Steve,

I've been busy at work and not doing much listening.  I'm the golf superintendent at Port Ludlow Golf  Resort and we have a very old and tired irrigation system that needs constant attention.  So when I come home, I'm ready to crash.  But in the last week, I've found the time.

My first impressions were that of very sweet midrange and greater depth, but they seemed tight and I had lost some bass compared to the FF165K's.  When I first purchased the Cain & Cain Abbey's from Terry about 5 years ago, I was listening to the FE166E's in them, but later went to the FF165K's because they were less ' in your face ' and more listenable at close range.

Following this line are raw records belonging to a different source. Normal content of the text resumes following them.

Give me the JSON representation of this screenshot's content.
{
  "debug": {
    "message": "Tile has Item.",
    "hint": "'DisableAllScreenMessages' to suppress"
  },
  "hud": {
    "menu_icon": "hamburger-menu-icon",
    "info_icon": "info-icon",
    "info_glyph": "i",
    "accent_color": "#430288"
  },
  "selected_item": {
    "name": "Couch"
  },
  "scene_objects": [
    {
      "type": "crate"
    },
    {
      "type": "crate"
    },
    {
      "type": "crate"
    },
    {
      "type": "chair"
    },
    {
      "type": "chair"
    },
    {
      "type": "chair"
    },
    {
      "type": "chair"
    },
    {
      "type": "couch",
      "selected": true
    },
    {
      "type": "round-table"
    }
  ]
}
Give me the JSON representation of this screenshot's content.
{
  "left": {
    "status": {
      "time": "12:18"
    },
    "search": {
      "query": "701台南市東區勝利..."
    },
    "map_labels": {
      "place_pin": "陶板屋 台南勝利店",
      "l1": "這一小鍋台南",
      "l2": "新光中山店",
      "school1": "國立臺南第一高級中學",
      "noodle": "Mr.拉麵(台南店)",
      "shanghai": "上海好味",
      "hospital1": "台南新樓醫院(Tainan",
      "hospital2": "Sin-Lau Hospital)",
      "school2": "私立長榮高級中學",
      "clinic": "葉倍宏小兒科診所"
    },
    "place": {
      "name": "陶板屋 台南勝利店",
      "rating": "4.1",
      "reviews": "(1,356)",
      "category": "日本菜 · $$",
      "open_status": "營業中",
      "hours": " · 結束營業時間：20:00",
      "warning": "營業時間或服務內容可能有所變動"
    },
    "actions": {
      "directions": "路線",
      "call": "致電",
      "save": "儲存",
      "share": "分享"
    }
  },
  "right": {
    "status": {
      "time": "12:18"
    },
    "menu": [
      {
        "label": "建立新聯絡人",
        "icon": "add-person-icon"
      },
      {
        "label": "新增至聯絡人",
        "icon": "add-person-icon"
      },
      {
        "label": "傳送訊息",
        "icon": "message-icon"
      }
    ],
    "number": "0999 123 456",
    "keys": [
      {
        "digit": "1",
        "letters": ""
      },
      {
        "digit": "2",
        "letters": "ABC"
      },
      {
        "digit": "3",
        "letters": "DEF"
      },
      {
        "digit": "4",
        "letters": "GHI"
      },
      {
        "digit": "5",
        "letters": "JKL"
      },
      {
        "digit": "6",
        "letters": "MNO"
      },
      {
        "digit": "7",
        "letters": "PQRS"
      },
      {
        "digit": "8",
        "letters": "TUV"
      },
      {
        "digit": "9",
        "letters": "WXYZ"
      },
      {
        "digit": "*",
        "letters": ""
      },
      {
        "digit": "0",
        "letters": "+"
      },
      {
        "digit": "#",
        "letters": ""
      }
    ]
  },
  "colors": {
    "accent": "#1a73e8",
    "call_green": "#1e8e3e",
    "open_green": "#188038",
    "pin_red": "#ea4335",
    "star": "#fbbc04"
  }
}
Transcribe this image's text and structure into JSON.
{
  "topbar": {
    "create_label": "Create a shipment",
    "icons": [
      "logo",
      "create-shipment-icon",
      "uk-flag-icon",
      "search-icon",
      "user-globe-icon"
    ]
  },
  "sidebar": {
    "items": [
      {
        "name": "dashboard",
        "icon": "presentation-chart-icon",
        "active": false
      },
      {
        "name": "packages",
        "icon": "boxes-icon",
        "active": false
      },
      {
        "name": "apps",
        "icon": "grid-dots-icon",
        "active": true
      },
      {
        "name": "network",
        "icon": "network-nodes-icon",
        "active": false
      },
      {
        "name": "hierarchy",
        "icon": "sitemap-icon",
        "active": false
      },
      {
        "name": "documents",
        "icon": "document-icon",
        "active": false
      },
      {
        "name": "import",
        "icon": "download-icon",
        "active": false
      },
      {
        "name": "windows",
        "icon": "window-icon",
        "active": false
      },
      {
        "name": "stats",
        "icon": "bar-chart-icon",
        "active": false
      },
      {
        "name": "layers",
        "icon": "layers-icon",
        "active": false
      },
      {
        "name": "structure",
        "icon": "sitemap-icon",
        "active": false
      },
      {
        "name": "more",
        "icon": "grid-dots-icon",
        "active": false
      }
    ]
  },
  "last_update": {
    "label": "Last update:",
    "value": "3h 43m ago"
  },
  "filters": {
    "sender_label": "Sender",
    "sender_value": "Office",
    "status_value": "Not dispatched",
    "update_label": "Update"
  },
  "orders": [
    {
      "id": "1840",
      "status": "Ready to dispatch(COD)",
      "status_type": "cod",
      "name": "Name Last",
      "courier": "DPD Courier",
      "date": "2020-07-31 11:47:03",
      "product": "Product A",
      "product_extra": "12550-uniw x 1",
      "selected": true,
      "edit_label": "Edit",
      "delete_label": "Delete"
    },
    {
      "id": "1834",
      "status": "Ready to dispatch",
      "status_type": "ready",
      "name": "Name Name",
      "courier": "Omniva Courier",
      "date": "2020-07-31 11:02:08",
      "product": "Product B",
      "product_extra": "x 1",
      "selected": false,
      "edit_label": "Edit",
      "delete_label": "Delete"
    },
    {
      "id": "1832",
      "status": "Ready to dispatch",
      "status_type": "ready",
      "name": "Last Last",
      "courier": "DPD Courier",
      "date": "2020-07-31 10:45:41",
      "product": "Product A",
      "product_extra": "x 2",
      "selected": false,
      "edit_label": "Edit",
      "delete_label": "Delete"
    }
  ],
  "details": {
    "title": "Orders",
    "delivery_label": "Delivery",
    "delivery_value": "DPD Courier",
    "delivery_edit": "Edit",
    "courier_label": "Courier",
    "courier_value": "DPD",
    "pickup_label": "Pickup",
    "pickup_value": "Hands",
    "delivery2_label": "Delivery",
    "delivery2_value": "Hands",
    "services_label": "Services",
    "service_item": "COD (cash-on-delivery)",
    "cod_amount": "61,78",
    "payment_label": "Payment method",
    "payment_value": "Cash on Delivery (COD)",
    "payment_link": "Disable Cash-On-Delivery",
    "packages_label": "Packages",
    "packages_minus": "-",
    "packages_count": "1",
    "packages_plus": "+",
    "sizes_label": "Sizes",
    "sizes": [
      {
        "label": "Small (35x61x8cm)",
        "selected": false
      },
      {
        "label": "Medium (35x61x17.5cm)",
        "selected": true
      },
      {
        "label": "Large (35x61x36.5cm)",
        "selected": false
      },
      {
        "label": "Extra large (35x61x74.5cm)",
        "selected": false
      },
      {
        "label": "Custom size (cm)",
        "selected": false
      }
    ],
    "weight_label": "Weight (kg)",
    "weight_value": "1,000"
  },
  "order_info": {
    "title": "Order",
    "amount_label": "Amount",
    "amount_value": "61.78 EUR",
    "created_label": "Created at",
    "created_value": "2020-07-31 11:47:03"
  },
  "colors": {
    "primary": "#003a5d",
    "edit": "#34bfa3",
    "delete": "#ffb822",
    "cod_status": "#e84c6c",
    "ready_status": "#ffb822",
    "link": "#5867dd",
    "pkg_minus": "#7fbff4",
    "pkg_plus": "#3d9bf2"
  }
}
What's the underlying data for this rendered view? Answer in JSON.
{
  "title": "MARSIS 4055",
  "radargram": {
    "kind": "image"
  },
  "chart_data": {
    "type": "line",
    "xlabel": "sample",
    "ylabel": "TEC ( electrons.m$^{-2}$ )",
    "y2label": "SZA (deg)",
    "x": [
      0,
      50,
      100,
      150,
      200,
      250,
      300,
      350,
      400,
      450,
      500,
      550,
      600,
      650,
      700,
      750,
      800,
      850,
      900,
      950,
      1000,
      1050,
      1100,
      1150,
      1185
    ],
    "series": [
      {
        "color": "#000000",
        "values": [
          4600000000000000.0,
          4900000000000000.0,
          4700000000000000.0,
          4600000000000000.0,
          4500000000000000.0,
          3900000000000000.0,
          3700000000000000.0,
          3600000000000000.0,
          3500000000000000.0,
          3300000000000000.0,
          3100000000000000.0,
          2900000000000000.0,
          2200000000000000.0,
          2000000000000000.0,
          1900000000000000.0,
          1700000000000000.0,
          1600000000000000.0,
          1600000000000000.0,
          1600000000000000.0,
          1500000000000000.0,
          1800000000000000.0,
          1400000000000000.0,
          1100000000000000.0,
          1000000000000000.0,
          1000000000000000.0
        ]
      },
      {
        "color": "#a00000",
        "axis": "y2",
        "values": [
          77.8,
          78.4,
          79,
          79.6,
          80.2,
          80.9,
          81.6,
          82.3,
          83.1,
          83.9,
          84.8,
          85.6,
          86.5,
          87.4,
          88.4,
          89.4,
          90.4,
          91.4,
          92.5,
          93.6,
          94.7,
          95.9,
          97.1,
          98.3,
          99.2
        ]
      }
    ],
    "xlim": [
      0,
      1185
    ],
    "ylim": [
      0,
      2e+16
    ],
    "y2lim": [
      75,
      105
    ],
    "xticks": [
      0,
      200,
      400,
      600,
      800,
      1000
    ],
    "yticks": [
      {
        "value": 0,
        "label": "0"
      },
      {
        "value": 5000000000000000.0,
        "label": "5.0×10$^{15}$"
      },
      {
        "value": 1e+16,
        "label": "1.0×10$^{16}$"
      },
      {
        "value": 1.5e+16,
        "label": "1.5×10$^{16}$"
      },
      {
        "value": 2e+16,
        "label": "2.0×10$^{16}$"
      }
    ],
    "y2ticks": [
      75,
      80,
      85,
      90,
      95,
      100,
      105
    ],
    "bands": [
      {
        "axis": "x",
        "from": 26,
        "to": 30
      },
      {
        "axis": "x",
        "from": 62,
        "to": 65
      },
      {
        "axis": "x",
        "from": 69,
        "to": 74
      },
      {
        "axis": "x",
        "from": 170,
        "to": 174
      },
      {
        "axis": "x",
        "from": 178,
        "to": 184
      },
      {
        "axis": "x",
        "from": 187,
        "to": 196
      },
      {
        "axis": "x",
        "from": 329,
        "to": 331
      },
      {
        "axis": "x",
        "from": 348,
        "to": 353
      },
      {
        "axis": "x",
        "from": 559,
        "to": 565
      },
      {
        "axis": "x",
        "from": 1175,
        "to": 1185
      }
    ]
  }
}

With the DFR-65's after some adjustment with the Bailey subwoofer, the bass was back and sweet mid was still there.  I think you've really hit on a great thing with your suspension and elimination of mid-range glare.  Every recording is so much fun to listen to now.

I stuck in some cheap Sovtek EL84 / 6BQ5 tubes and what a difference that made.  Wow!  Sound stage is even deeper and pin-point accurate.

My listening comparisons go back to my old electrostatic Apogee Stages driven by a 400 watt Aragon amp and Counterpoint hybrid preamp.   Great system but the sweet spot listening area was about 6 inches wide and the speakers took up the whole living room.  Now I'm at 2 watts with Don Garber's Fi 45 and the Abbeys remind me a little of the Apogees, but with a much wider listening area, and much more soundstage depth.

Your DFR-65's have made the Abbey's more musical, articulate, and a pure joy.  I can't thank you enough.  My default listening test disc, James Taylor's Hourglass, never sounded better.  Drums sound like drums, wind instruments are right on, and piano is to die for with your DFR-65's.  Keep up the good work.